Two weeks ago, scores of children from Oriire Local Government Area of Oyo State and the Mussa District in Borno State were abducted on the same day and tortured, exposing the collapse of security architecture across the nation. It also showed that the South West has become the latest epicentre of an escalated wave of banditry, kidnapping for ransom, and farmer-herder conflicts, fueling concerns that a region once regarded as a safe haven has slowly fallen from grace.
Schoolchildren are the greatest casualty of this shift. Data tracked by Armed Conflict Location and Event Data, ACLED, reports 2,416 school children kidnapped across 26 school attacks and 13 states. In Oyo State, children between the ages of two and four have been the victims of heartbreak and torture. To make matters worse, Michael Oyedokun, one of the kidnapped teachers from Oyo, was beheaded online, while government officials have been pressed to negotiate rather than consider a rescue.

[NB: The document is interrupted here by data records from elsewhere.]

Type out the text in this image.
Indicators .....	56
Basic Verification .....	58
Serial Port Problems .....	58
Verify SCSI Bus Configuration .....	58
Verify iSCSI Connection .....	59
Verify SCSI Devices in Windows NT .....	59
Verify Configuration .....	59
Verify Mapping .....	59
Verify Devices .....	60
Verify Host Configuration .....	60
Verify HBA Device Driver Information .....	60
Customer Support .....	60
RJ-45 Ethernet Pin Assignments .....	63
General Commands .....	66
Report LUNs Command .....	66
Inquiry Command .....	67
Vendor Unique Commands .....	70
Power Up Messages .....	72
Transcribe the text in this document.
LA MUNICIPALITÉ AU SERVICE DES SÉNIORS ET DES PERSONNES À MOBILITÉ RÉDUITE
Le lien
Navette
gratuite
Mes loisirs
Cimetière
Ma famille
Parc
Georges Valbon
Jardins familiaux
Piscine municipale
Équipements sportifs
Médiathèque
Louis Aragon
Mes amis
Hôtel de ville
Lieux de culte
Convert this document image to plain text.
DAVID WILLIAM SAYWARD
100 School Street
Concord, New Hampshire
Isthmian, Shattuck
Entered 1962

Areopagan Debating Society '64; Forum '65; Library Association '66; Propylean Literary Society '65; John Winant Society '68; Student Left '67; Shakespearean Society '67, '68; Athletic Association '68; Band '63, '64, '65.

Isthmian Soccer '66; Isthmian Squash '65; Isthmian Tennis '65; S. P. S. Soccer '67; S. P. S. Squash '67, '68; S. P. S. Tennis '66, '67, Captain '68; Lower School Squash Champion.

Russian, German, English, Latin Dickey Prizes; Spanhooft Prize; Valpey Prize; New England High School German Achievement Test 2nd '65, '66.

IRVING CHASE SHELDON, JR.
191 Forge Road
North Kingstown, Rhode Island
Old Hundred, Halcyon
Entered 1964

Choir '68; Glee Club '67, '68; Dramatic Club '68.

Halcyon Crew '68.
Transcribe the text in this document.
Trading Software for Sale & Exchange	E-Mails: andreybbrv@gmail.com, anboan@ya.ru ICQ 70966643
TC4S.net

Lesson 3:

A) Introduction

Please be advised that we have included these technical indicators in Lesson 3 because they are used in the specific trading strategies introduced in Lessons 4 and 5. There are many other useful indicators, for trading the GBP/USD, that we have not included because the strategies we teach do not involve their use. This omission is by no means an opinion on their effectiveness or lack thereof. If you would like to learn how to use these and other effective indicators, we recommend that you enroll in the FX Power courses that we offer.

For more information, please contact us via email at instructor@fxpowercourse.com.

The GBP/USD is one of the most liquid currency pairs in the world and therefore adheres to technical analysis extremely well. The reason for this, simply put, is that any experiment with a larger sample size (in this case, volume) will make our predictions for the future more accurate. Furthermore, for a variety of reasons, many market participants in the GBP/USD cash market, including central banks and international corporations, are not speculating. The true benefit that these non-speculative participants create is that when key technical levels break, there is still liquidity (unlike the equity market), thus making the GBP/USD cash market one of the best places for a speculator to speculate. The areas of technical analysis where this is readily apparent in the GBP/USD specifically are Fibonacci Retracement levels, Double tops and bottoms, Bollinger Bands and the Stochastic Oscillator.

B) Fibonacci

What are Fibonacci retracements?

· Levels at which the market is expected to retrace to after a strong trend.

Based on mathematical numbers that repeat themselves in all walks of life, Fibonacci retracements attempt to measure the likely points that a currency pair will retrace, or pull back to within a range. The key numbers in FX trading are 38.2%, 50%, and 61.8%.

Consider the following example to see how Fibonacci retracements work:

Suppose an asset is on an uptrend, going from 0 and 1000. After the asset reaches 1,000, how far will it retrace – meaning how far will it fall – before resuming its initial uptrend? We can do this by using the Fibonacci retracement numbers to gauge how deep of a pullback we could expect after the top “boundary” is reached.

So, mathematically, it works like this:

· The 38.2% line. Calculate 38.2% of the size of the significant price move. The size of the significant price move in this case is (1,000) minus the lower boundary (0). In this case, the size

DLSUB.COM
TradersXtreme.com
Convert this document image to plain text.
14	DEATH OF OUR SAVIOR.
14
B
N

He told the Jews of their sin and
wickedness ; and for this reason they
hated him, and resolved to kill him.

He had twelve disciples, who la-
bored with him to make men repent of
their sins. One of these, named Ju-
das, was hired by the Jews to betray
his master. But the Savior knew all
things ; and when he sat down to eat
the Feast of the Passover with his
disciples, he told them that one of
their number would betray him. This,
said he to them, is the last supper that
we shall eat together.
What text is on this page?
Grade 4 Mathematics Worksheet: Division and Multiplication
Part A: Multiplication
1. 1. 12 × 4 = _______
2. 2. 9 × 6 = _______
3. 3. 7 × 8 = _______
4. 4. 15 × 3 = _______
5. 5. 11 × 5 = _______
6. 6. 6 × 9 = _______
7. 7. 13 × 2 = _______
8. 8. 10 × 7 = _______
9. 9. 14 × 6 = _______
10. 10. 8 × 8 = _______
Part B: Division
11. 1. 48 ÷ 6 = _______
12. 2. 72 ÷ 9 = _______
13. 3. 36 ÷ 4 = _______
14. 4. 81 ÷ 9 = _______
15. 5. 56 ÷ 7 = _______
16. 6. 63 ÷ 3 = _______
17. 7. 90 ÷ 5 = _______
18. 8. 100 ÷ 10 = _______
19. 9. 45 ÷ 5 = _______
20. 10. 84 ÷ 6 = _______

Responding to the turn of events, Governor Seyi Makinde painted a grim picture of a “fluid and difficult” situation. Speaking from his private residence in Ibadan, the governor officially confirmed the initial abduction of 32 victims—comprising 18 primary school pupils from 1st Baptist Primary and Nursery School, seven secondary students from Community Secondary School, and seven teachers. However, civil society tracking of the coordinated Oriire attacks later indicated the number of victims could be as high as 46, including a two-year-old child named Christianah Akanbi.